Bitcoin and Cryptocurrencies
Bitcoin is becoming more accepted. Bitcoin is not the most technology sound currency, but it’s the one most people believe in. A lot of professional investors have changed their tunes on Bitcoin and cryptos in the last couple of years. It’s becoming more widely accepted. I took a crypto deep dive during the 2017 bubble. I get it. It’s not simple but there’s something there but we are not there yet. The technology/infrastructure/legal framework to support crypto currencies as mainstream currencies is not there yet. I think in the future there will be higher crypto currency penetration in the economy. I guess we are all waiting for that “killer” app to force adaption. Nobody knows where it will come from or which currency will win (doesn’t have to be just one). My prediction: Cryptocurrency adoption through mass teenagers on some kind of wallet app with a closed system (where the app keeps the money instead of sending it to the bank) where they can cryptocurrency among themselves outside the banking system.. The catalyst could be a game like Fortnite where all the kids hangout and want to trade stuff.
My Crypto Fail Story
I got into crypto trading during the 2017 bubble. I was fascinated by the space and to really learn about cryptos you really need to get your hands dirty. So I opened an account (complicated back then) and invested speculated a little bit of money just to see what would happen.
I opened an account with Coinbase at first. It was the most accessible in Canada but it had drawbacks. Fees were expensive and you didn’t have access to most cryptos. There was Bitcoin and another one back then. I’m sure it’s different now. I made a little bit of money with Bitcoin and then transferred to an exchange called QuadrigaCX. It was highly recommended in Canada. Fees were lower, better relations with bank, and access to many different type of cryptos. I sold Bitcoin and bought some Ethereum and triple my money in a month. And that’s the last good part of that story because it all south from here.

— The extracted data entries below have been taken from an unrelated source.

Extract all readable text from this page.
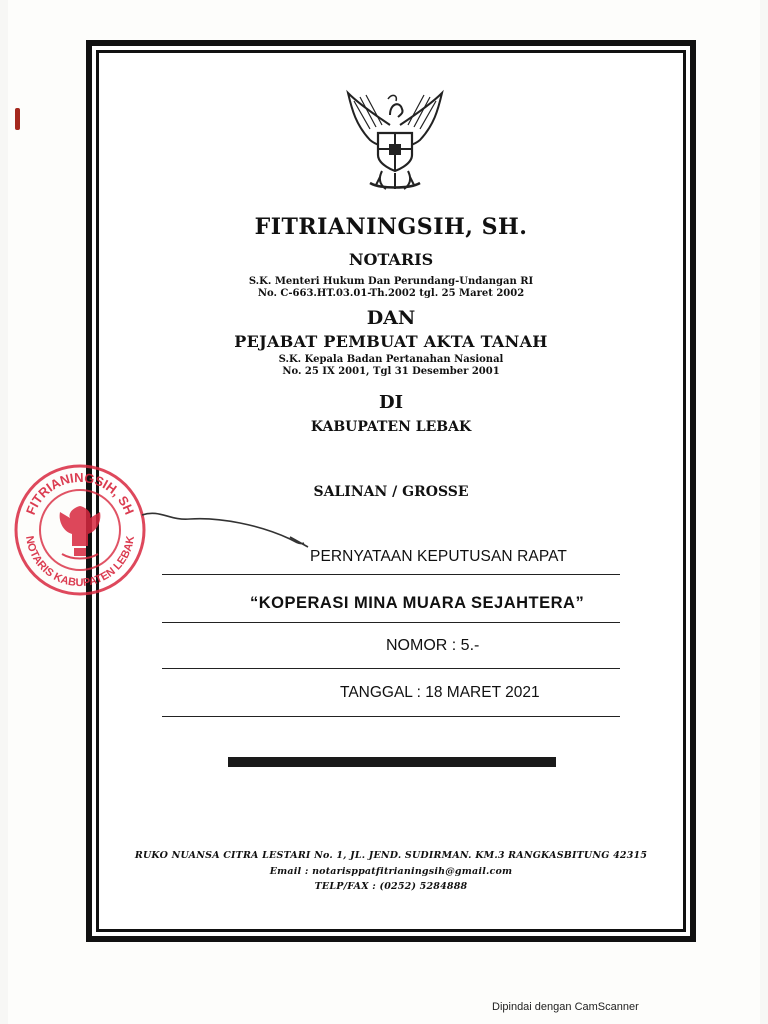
FITRIANINGSIH, SH.
NOTARIS
S.K. Menteri Hukum Dan Perundang-Undangan RI
No. C-663.HT.03.01-Th.2002 tgl. 25 Maret 2002
DAN
PEJABAT PEMBUAT AKTA TANAH
S.K. Kepala Badan Pertanahan Nasional
No. 25 IX 2001, Tgl 31 Desember 2001
DI
KABUPATEN LEBAK
SALINAN / GROSSE
PERNYATAAN KEPUTUSAN RAPAT
“KOPERASI MINA MUARA SEJAHTERA”
NOMOR : 5.-
TANGGAL : 18 MARET 2021
RUKO NUANSA CITRA LESTARI No. 1, JL. JEND. SUDIRMAN. KM.3 RANGKASBITUNG 42315
Email : notarisppatfitrianingsih@gmail.com
TELP/FAX : (0252) 5284888
FITRIANINGSIH, SH
NOTARIS KABUPATEN LEBAK
Dipindai dengan CamScanner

I eventually got bored and moved on to other stuff. Then the bubble burst and I lost 75% of my value. Mistake #1: when you are up in gambling take you gains. Mistake #2: because my Ethereum were basically worthless at the time I didn’t care much and left them on the exchange instead of having it on a drive. The exchange, QuadrigaCX, bankrupted and the founder allegedly die in India. He used the company/money/crypto as a personal expense vehicle and was living it up. His wife says that everything was on his laptop and she doesn’t have the password. And without a key you don’t have access to the cryptos. The whole story is very controversial and is still under investigation.

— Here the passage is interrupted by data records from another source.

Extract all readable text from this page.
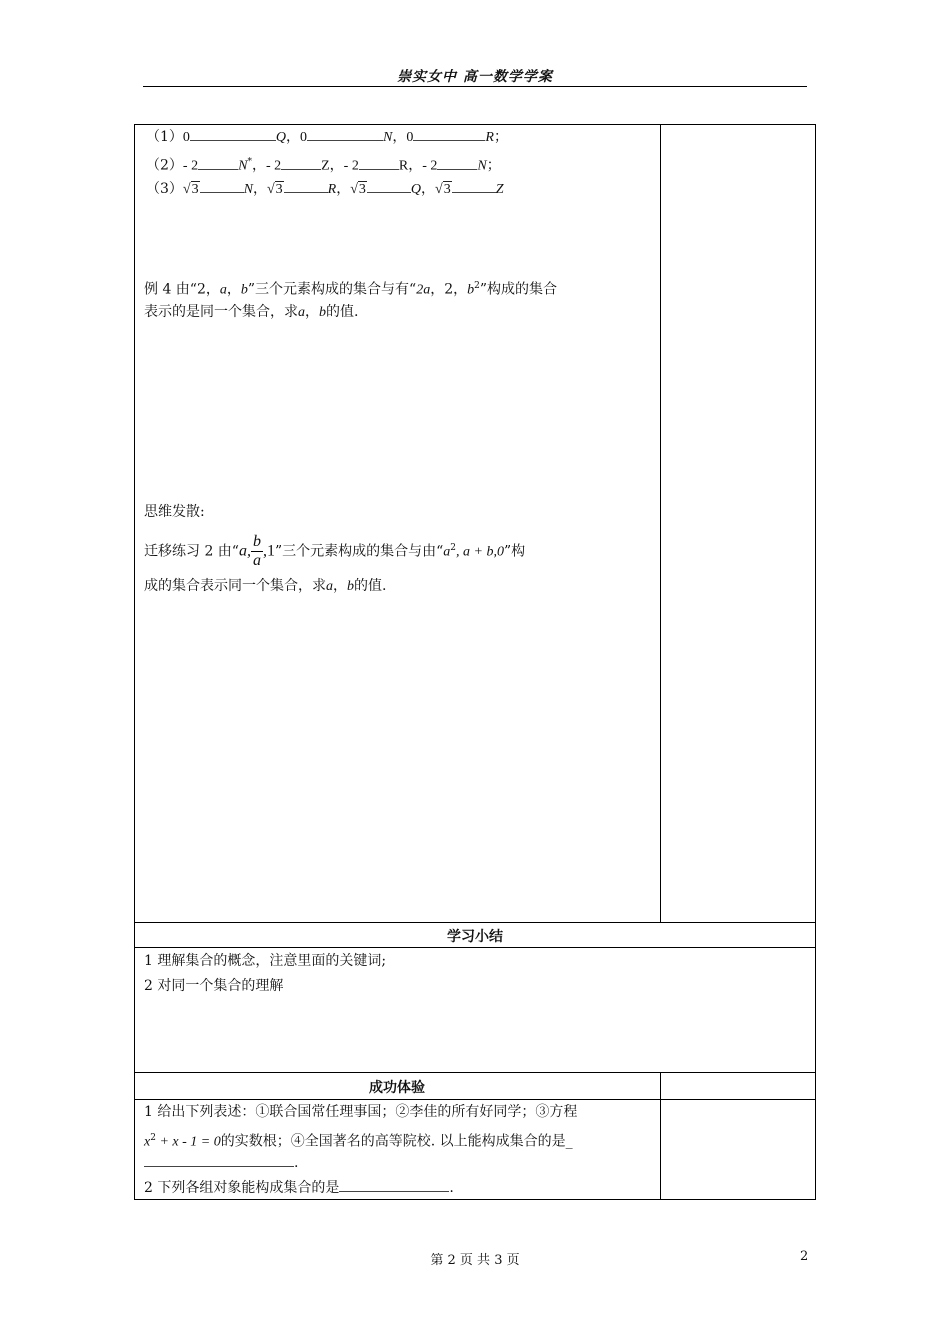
崇实女中 高一数学学案
（1）0	Q，0	N，0	R；
（2）- 2	N*，- 2	Z，- 2	R，- 2	N；
（3）√3	N，√3	R，√3	Q，√3	Z
例 4 由“2，a，b”三个元素构成的集合与有“2a，2，$b^2$”构成的集合
表示的是同一个集合，求a，b的值.
思维发散:
迁移练习 2 由“a, $\frac{b}{a} ,1$”三个元素构成的集合与由“$a^2$, a + b,0”构
成的集合表示同一个集合，求a，b的值.
学习小结
1 理解集合的概念，注意里面的关键词;
2 对同一个集合的理解
成功体验
1 给出下列表述：①联合国常任理事国；②李佳的所有好同学；③方程
$x^2 + x - 1 = 0$的实数根；④全国著名的高等院校. 以上能构成集合的是_
.
2 下列各组对象能构成集合的是	.
第 2 页 共 3 页	2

The kick a guy when he’s down part: Ethereum is about 10x when where I bough it and I can’t have them. Coinbase is still around and filing for an IPO soon.
Anyway if somebody sees the QuadrigaCX founder please let me know, I would like a chat.
Super Bowl LV
Is this going to be the greatest Super Bowl ever? The expectations are going to be high. As Super Bowl matchups go, it doesn’t get much better than Tom Brady vs. Patrick Mahomes. The GOAT vs the Kid. One is 43 and the other is 25 years old. That’s a 18 year gap. That’s like 6 average NFL career. It’s also weird that the Patriots are not there.
I’m going with the Chiefs. The line is 3 points and Chiefs are favorite. The over/under is 56.5.
This is Tom Brady’s 10th Super Bowl appearance and this time on a different team at 43 years old. Just writing that was weird. The guy still competes at the highest level. It seems like he’s getting better. How is the even possible? I mean aren’t you tired of getting sacked by monsters? He should be broken.
Hockey is back and Canada has its own division, the North. Montreal Canadiens will grab the top spot.